The first week in a series of consultations between FASEA and industry representatives has taken place, with the authority’s CEO, Stephen Glenfield, defending the Code of Ethics’ treatment of conflicts and paid referral arrangements as well as staring down a hostile crowd of licensee heads.

Flanked by an assortment of FASEA board members, Glenfield faced educational institutions in Sydney on Monday, industry associations on Tuesday and Wednesday, and licensees on Thursday.

FASEA will have a full-day board meeting on Monday and conduct several more consultation meetings next week, including one with consumer representatives and one with industry regulators including AFCA, ASIC and Treasury.

Sources say the licensee consultation meeting on Thursday was the most antagonistic of the week, with the discourse notable for several heated statements from licensee representatives. Key issues included the short implementation time frame and the lack of distinction as to how the Code of Ethics applies to wholesale and retail clients.

At the industry association meeting Glenfield was joined by FASEA standards director Amelia Constantinidis and board member Deborah Kent. The CEO is understood to have faced a slew of queries about the application of the Code of Ethics’ Standard 3, which prohibits advisers from advising, referring or acting if a conflict exists.

Glenfield’s defence of Standard 3 – beyond the stated guidance to look at the code “in its totality” – was that it only prohibits the adviser acting in the face of actual conflicts, as opposed to potential or perceived conflicts. It’s the same defence he used when Queensland Senator Amanda Stoker fronted Glenfield on the topic in front of a Senate Economics Committee hearing in late October.

Asked whether the code itself was likely to be amended to reflect this language, the CEO reportedly demurred. The guidance itself is a living, breathing document, he countered, and subject to change. The Code is not.

FASEA released an updated Code of Ethics Guidance document on October 24, which was expected to address concerns from advisers around the treatment of conflicts. The release furthered confusion by telling advisers they would not be in conflict if they were “duly remunerated”, nor would they breach Standard 3 if they shared in profits “incidental to the adviser’s dominant purpose in providing advice”.
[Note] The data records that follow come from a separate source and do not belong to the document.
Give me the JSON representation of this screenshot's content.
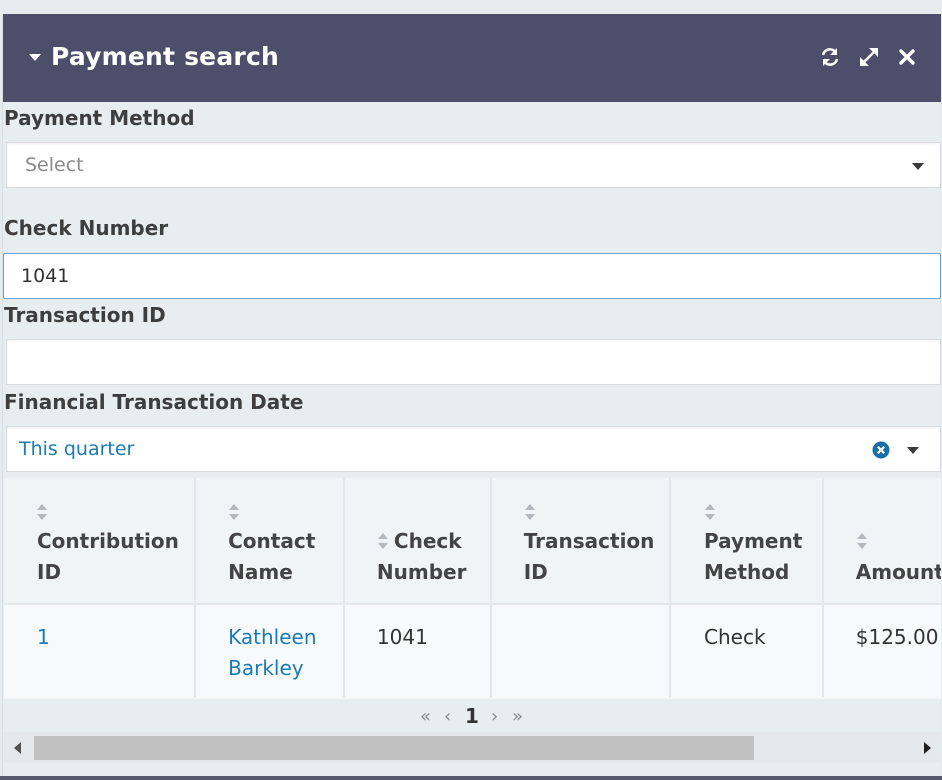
{
  "header": {
    "title": "Payment search",
    "icons": [
      "collapse-caret",
      "refresh-icon",
      "expand-icon",
      "close-icon"
    ]
  },
  "form": {
    "payment_method": {
      "label": "Payment Method",
      "placeholder": "Select",
      "value": ""
    },
    "check_number": {
      "label": "Check Number",
      "value": "1041"
    },
    "transaction_id": {
      "label": "Transaction ID",
      "value": ""
    },
    "financial_transaction_date": {
      "label": "Financial Transaction Date",
      "value": "This quarter"
    }
  },
  "table": {
    "columns": [
      {
        "line1": "Contribution",
        "line2": "ID"
      },
      {
        "line1": "Contact",
        "line2": "Name"
      },
      {
        "line1": "Check",
        "line2": "Number"
      },
      {
        "line1": "Transaction",
        "line2": "ID"
      },
      {
        "line1": "Payment",
        "line2": "Method"
      },
      {
        "line1": "Amount",
        "line2": ""
      }
    ],
    "rows": [
      {
        "contribution_id": "1",
        "contact_name_line1": "Kathleen",
        "contact_name_line2": "Barkley",
        "check_number": "1041",
        "transaction_id": "",
        "payment_method": "Check",
        "amount": "$125.00"
      }
    ]
  },
  "pager": {
    "first": "«",
    "prev": "‹",
    "current": "1",
    "next": "›",
    "last": "»"
  },
  "colors": {
    "header_bg": "#4d4f6a",
    "link": "#1a7bb5",
    "focus_border": "#6fa4cc"
  }
}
It is understood that during the consultation the financial adviser standards and ethics authority indicated it is unlikely to ban life commissions, asset-based fees, brokerage fees or vertical integration, but will look to outlaw paid referral agreements.

Deborah Kent’s view, which Glenfield also expressed during an interview with Professional Planner, is said to be that the industry should be professionalised in line with accounting and law, and that referrals should be based on merit alone.

It would be problematic if any such referral ban encompassed mortgage brokers and lenders as such arrangements are governed under the National Consumer Credit Protection Act 2009. However, Standard 3’s clash with the Corporations Act is evidence that the authority won’t be bound by existing legislation.

FASEA is requesting feedback on their guidance document by 22 November 2019. The authority is expected to release an updated version of the Code of Ethics guidance in December.

2 comments on “FASEA faces heat at Sydney consultations”
    Scott Barlow

    There’s ‘professional’ which is widely accepted as meaning someone with high skill or expertise or ‘qualifications’ and then there’s ‘professional’ being someone who meets higher standards of conduct and ethics. The financial planning industry imagines itself to straddle both. But what truly defines a profession (and its membership – professionals) is that the members have disciplined under a widely recognised (scientific, or systematically-derived) body of learning and derived their expertise and skills from undertaking considerable research, education and training at a high level such that they have achieved not only great skills but community sanction. By this truer measure, the financial planning industry under FASEA and in the wake of the RC, finds itself further from being a ‘profession’ than it has ever been.

    In any case, those who argue for ‘professionalism’ are getting a taste of what comes packaged with it. Professionalism plays right into the hands of the meddling state, first by allowing it to confiscate with menace and second to impose burdensome taxes/costs/expenses and other impositions usually by some flimsy pretext (regulation, consumer or ‘public’ interest) while preserving always…the right to scapegoat the industry as soon as things inevitably go awry.

    Christoph Schnelle

    Is standard 3 contradicting or clashing with the Corporations Act or is it simply that. not everything that is permissible under the Corporations Act is allowed under the Code? A professional is bound by more rules than those in legislation and therefore more limited in what they can do. That is simply the nature of being a professional.